A Friendlier Login System

“Agile Web D. with Rails” discusses a friendlier login
system. Basically, if a user follows a link on Page A to Page B and
Page B is login-protected, my understanding is that the user would be
diverted to the login page. Upon successfully completing the login
page, the user is automatically sent directly to Page B which was his
original destination.

My question is this: Suppose that Page A were a form which supplied
post data to Page B. Does Rails preserve the form data across the
intervening Login page so that it’s available to Page B? I am very
curious as to how Rails handles this situation.

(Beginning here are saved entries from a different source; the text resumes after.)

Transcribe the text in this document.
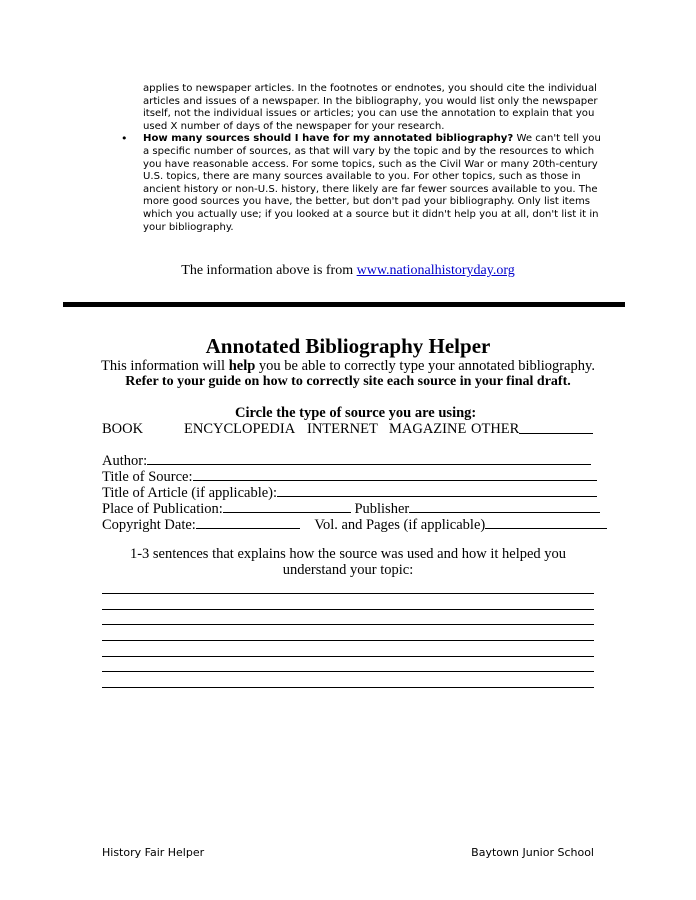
applies to newspaper articles. In the footnotes or endnotes, you should cite the individual articles and issues of a newspaper. In the bibliography, you would list only the newspaper itself, not the individual issues or articles; you can use the annotation to explain that you used X number of days of the newspaper for your research.

• How many sources should I have for my annotated bibliography? We can't tell you a specific number of sources, as that will vary by the topic and by the resources to which you have reasonable access. For some topics, such as the Civil War or many 20th-century U.S. topics, there are many sources available to you. For other topics, such as those in ancient history or non-U.S. history, there likely are far fewer sources available to you. The more good sources you have, the better, but don't pad your bibliography. Only list items which you actually use; if you looked at a source but it didn't help you at all, don't list it in your bibliography.
The information above is from www.nationalhistoryday.org
Annotated Bibliography Helper
This information will help you be able to correctly type your annotated bibliography.
Refer to your guide on how to correctly site each source in your final draft.
Circle the type of source you are using:
BOOK	ENCYCLOPEDIA INTERNET MAGAZINE OTHER
Author:
Title of Source:
Title of Article (if applicable):
Place of Publication:	Publisher
Copyright Date:	Vol. and Pages (if applicable)
1-3 sentences that explains how the source was used and how it helped you understand your topic:
History Fair Helper	Baytown Junior School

I fully realize that this hypothetical is very unlikely to arise in
practice and there are many available work-arounds. Putting those
aside, I’m just interested in knowing how Rails handles this
situation.

Thanks for any input.

     ... doug

On Apr 27, 2012, at 12:40 PM, doug wrote:

curious as to how Rails handles this situation.
Not aware of any examples like this. Usually (following the REST
pattern) you would first GET to Page B, then if it needed any data
POSTed to it, it would display a form. Then your POST would also be to
Page B, and the request method would differentiate the two at the
controller/routing level. What usually gets saved in the session is the
URL of the page that’s requesting authentication, and nothing more about
that request.

Walter

Doug J. wrote in post #1058675:

“Agile Web D. with Rails” discusses a friendlier login
system. Basically, if a user follows a link on Page A to Page B and
Page B is login-protected, my understanding is that the user would be
diverted to the login page. Upon successfully completing the login
page, the user is automatically sent directly to Page B which was his
original destination.

My question is this: Suppose that Page A were a form which supplied
post data to Page B. Does Rails preserve the form data across the
intervening Login page so that it’s available to Page B? I am very
curious as to how Rails handles this situation.

You should not think in terms of pages as in traditional web navigation.
Instead think about the routes and controllers. In Rails, a route maps
to a controller action method. The page is subsequently rendered, almost
as a side-effect, of calling the controller action.

To directly answer your question, no Rails will not automatically
preserve the params through the redirect. You would have to do that
yourself.

However, the scenario you presented is itself somewhat broken. You would
not want to protect the action that responds to the form submission
(create or update) without protecting the action used to present the
form (new or edit). Now the redirect to the login page would happen
before the desired destination form is ever presented, effectively
preventing the issue that you’re questioning.

There is a legitimate and common edge case for this. Many sites have a
timeout, so suppose the user is logged in, pulls up a form, then goes
to lunch. After lunch they fill out the form and hit submit. Ideally
they should be asked for a password, then the form should be submitted
seamlessly.

I’d suggest using the Devise gem and not reinventing a login system.